Empathy and Sympathy

Professional opera singers have voice coaches and professional baseball players have batting coaches. What they tend to emphasize are the fundamentals, and so it is with practicing good communication.

I spend a good deal of time in the office bringing couples back to the fundamentals. Effective communication is not a fancy process. It requires discipline with some fundamental principles. It starts with establishing a connection. Too often, we assume a connection is established because we already have a relationship with the other person. Although we have a connected relationship, there is still a need to establish a connection to the immediate situation.

What does that mean?

It means that in a personal relationship, when you are being told something that has an emotional charge (even a small emotional charge), it is important to acknowledge the emotional reality of the speaker.
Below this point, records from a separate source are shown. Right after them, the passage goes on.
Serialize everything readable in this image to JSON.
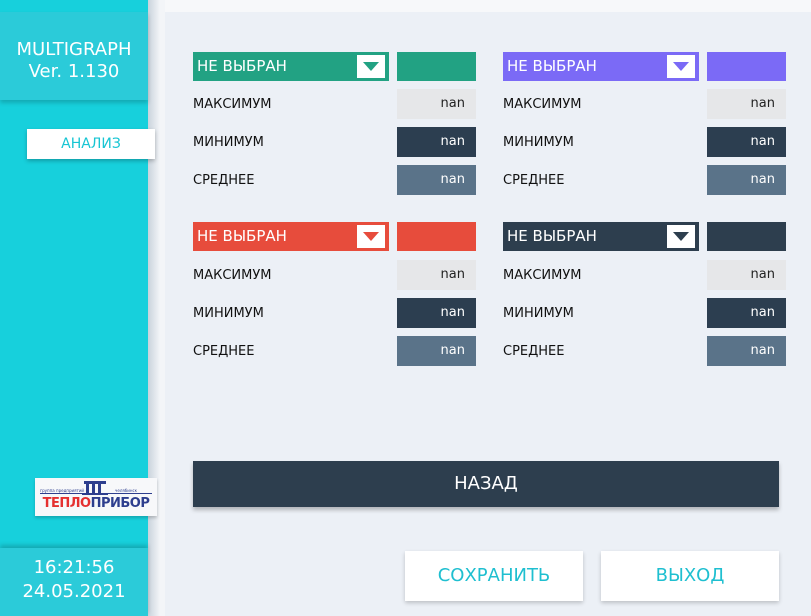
{
  "app": {
    "name": "MULTIGRAPH",
    "version": "Ver. 1.130"
  },
  "nav": {
    "analysis_label": "АНАЛИЗ"
  },
  "logo": {
    "text": "ТЕПЛОПРИБОР",
    "caption_left": "группа предприятий",
    "caption_right": "челябинск"
  },
  "clock": {
    "time": "16:21:56",
    "date": "24.05.2021"
  },
  "groups": [
    {
      "select": "НЕ ВЫБРАН",
      "color": "#22a283",
      "max_label": "МАКСИМУМ",
      "max": "nan",
      "min_label": "МИНИМУМ",
      "min": "nan",
      "avg_label": "СРЕДНЕЕ",
      "avg": "nan"
    },
    {
      "select": "НЕ ВЫБРАН",
      "color": "#7b6af6",
      "max_label": "МАКСИМУМ",
      "max": "nan",
      "min_label": "МИНИМУМ",
      "min": "nan",
      "avg_label": "СРЕДНЕЕ",
      "avg": "nan"
    },
    {
      "select": "НЕ ВЫБРАН",
      "color": "#e74c3c",
      "max_label": "МАКСИМУМ",
      "max": "nan",
      "min_label": "МИНИМУМ",
      "min": "nan",
      "avg_label": "СРЕДНЕЕ",
      "avg": "nan"
    },
    {
      "select": "НЕ ВЫБРАН",
      "color": "#2d3e4e",
      "max_label": "МАКСИМУМ",
      "max": "nan",
      "min_label": "МИНИМУМ",
      "min": "nan",
      "avg_label": "СРЕДНЕЕ",
      "avg": "nan"
    }
  ],
  "buttons": {
    "back": "НАЗАД",
    "save": "СОХРАНИТЬ",
    "exit": "ВЫХОД"
  },
  "icons": {
    "dropdown": "chevron-down-icon",
    "logo": "building-icon"
  }
}
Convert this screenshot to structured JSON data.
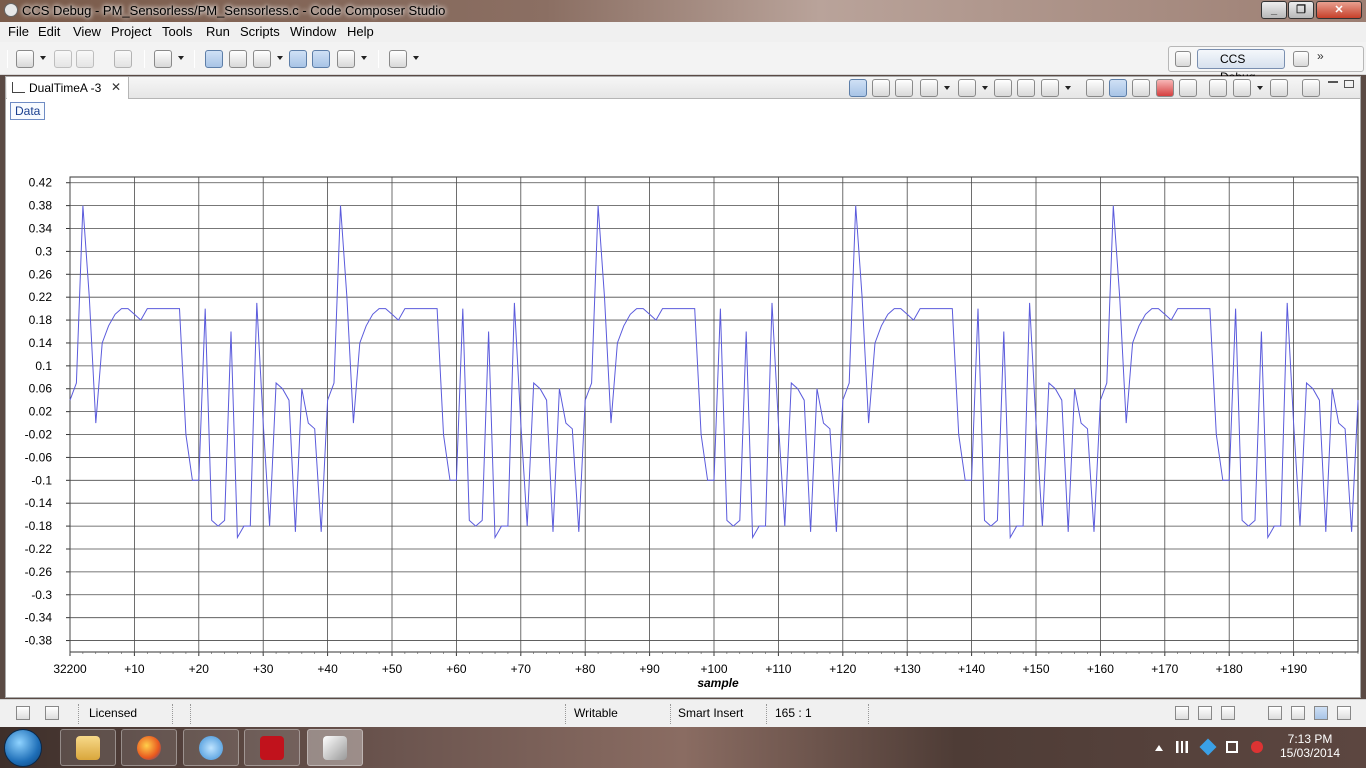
{
  "window": {
    "title": "CCS Debug - PM_Sensorless/PM_Sensorless.c - Code Composer Studio"
  },
  "menu": [
    "File",
    "Edit",
    "View",
    "Project",
    "Tools",
    "Run",
    "Scripts",
    "Window",
    "Help"
  ],
  "perspective": {
    "label": "CCS Debug",
    "overflow": "»"
  },
  "view": {
    "tab_label": "DualTimeA -3",
    "close_glyph": "✕",
    "data_tab": "Data"
  },
  "chart_data": {
    "type": "line",
    "xlabel": "sample",
    "x_ticks": [
      "32200",
      "+10",
      "+20",
      "+30",
      "+40",
      "+50",
      "+60",
      "+70",
      "+80",
      "+90",
      "+100",
      "+110",
      "+120",
      "+130",
      "+140",
      "+150",
      "+160",
      "+170",
      "+180",
      "+190"
    ],
    "y_ticks": [
      "0.42",
      "0.38",
      "0.34",
      "0.3",
      "0.26",
      "0.22",
      "0.18",
      "0.14",
      "0.1",
      "0.06",
      "0.02",
      "-0.02",
      "-0.06",
      "-0.1",
      "-0.14",
      "-0.18",
      "-0.22",
      "-0.26",
      "-0.3",
      "-0.34",
      "-0.38"
    ],
    "ylim": [
      -0.4,
      0.43
    ],
    "xlim": [
      0,
      200
    ],
    "grid": true,
    "line_color": "#5b5bdc",
    "series": [
      {
        "x": [
          0,
          1,
          2,
          3,
          4,
          5,
          6,
          7,
          8,
          9,
          10,
          11,
          12,
          13,
          14,
          15,
          16,
          17,
          18,
          19,
          20,
          21,
          22,
          23,
          24,
          25,
          26,
          27,
          28,
          29,
          30,
          31,
          32,
          33,
          34,
          35,
          36,
          37,
          38,
          39
        ],
        "values": [
          0.04,
          0.07,
          0.38,
          0.22,
          0.0,
          0.14,
          0.17,
          0.19,
          0.2,
          0.2,
          0.19,
          0.18,
          0.2,
          0.2,
          0.2,
          0.2,
          0.2,
          0.2,
          -0.02,
          -0.1,
          -0.1,
          0.2,
          -0.17,
          -0.18,
          -0.17,
          0.16,
          -0.2,
          -0.18,
          -0.18,
          0.21,
          0.0,
          -0.18,
          0.07,
          0.06,
          0.04,
          -0.19,
          0.06,
          0.0,
          -0.01,
          -0.19
        ]
      }
    ]
  },
  "status": {
    "licensed": "Licensed",
    "writable": "Writable",
    "insert_mode": "Smart Insert",
    "position": "165 : 1"
  },
  "taskbar": {
    "time": "7:13 PM",
    "date": "15/03/2014"
  },
  "icons": [
    "app-icon",
    "new-icon",
    "save-icon",
    "debug-icon",
    "terminate-icon",
    "search-icon",
    "zoom-in-icon",
    "zoom-out-icon",
    "binoculars-icon",
    "close-red-icon"
  ]
}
Sometimes we call that giving emotional validation. That’s always step one. Validation requires that you show sincere empathy and/or sympathy. To be sympathetic means to demonstrate compassion for another’s trouble. To be empathetic means to project one’s own personality into the personality of another in order to understand him or her better.

Sympathetic statement: “Clearly this is very upsetting to you. It must have been a really rough day.”

Empathetic statement: “I know how distressing it can be to have a friend say something like that, especially someone you’re that close to.”

To be sympathetic or empathetic does not require any problem solving or other demonstration of wisdom. It also does not require agreement with what your friend said or did. Granted it is harder to demonstrate empathy or sympathy if you believe your friend erred in some way. Still you will not be able to satisfactorily discuss the situation in any depth without validation for the suffering of the other person. When there is sincere validation, trust is enhanced.

I’ve written about this topic because it comes up so frequently in different forms. And like the voice coach and the batting coach say, “It’s always about the fundamentals.”